The UN reported yesterday that two lorries had been stopped on Tuesday by gunmen on the road between Kabul and the northern city of Mazar-i-Sharif, at the town of Aibak. The UN said the drivers had been ordered out of their cabs, taken away and beaten.
One lorry was driven to a military base where it was emptied of 20 tonnes of wheat. The other 20 tonnes were distributed among the people of Aibak, suggesting desperation was as much a motive for the hijack as banditry.
Jordan Dey, spokesman for the UN relief mission in Kabul, said aid lorries had been stopped before by gunmen demanding money and "transit fees". "We've not had a truck with this amount of food stolen at gunpoint," he said.
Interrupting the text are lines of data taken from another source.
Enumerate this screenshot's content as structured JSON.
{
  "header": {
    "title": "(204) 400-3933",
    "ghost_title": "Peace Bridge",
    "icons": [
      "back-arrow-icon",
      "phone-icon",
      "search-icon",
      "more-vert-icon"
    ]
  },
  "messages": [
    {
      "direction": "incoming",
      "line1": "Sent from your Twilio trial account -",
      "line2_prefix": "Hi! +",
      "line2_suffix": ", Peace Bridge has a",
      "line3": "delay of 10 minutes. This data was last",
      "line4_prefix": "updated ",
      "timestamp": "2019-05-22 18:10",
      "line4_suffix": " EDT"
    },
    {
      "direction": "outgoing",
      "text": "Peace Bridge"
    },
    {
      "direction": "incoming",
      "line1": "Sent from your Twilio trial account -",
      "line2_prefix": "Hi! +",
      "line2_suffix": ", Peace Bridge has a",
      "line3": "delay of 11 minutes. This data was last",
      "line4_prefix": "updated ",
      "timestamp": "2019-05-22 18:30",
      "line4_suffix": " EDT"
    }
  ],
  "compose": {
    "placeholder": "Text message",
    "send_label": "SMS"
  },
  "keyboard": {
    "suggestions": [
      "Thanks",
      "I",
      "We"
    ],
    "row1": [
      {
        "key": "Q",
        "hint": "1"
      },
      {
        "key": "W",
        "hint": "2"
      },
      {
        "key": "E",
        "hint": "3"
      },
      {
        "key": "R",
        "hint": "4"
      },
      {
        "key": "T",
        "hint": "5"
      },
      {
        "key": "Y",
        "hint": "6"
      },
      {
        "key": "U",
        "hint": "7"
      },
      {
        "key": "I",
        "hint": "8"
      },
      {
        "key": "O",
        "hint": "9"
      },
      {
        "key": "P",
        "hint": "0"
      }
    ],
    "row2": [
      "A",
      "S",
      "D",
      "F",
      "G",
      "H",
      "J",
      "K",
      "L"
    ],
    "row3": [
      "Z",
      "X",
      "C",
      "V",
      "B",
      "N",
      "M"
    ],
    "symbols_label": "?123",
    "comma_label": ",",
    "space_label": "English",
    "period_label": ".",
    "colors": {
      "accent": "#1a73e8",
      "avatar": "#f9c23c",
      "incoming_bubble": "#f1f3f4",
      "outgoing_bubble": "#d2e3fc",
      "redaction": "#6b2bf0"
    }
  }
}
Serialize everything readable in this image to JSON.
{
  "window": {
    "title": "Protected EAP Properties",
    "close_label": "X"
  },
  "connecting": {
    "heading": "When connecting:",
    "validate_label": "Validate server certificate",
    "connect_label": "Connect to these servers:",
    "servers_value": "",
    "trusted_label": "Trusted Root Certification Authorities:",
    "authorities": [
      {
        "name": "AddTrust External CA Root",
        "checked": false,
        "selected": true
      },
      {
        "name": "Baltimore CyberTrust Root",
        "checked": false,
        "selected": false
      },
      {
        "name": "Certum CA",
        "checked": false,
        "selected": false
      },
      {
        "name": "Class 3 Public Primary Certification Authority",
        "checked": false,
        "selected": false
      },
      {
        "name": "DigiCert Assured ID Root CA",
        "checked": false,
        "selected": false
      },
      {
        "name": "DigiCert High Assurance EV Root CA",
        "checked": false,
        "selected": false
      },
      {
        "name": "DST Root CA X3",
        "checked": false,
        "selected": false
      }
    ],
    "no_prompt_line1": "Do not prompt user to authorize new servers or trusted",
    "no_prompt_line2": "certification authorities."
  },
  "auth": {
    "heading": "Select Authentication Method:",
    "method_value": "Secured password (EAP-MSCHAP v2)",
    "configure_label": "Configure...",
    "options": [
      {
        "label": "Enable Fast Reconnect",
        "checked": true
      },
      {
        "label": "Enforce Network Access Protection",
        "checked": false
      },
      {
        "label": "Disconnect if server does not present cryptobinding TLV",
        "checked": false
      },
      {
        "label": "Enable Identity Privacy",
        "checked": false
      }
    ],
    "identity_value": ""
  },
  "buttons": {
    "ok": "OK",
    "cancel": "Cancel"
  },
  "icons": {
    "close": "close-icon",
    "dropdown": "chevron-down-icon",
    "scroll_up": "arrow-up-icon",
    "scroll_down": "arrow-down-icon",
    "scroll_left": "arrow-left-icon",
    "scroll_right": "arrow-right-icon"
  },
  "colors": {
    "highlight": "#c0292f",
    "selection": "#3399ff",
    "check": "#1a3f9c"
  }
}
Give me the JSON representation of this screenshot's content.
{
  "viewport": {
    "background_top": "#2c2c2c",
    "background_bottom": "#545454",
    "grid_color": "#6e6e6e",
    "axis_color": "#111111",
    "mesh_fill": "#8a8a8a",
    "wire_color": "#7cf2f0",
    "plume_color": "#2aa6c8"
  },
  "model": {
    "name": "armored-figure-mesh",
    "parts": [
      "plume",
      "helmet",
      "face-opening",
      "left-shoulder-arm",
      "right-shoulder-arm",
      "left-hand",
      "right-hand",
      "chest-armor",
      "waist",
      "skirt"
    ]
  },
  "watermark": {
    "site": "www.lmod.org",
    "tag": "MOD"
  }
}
Despite the arrival of a limited British-led international security force in Kabul, security is also worsening in the capital. A voluntary curfew of 8pm is in force, with residents too frightened to appear on the streets after dark. Police say 750 cars have been stolen since November. Some of the drivers of the stolen cars were murdered.
In the past week 10,000 people have fled their homes and headed for Pakistan, in part because of the lawlessness which characterised Afghanistan in the early 1990s and contributed to the early welcome for the Taliban, whose edicts guaranteed security on the roads and in the cities.
Although thousands of refugees are returning from Pakistan and Iran, the 10,000 are encamped in freezing conditions at the border, barred from entering Pakistan.
The first internationally conducted opinion poll in Afghanistan in years, just completed, revealed that security and fear of warlords was the main anxiety. "Afghans want peace and security and the gunmen disarmed," said a UN spokesman, Ahmad Fawzi, reporting the findings of the survey conducted by a New York polling institute.
But in Kabul, the security patrols of the international force are barely visible and clearly unpopular with the new Northern Alliance masters of the city. "There's no need for them," said Lieutenant-General Basir Salangi, a former alliance warlord who is now security chief of Kabul.
"We don't have any contact with them and we're happy they don't interfere in our affairs. If they do interfere, we'll tell them we had 23 years of war because of such interference."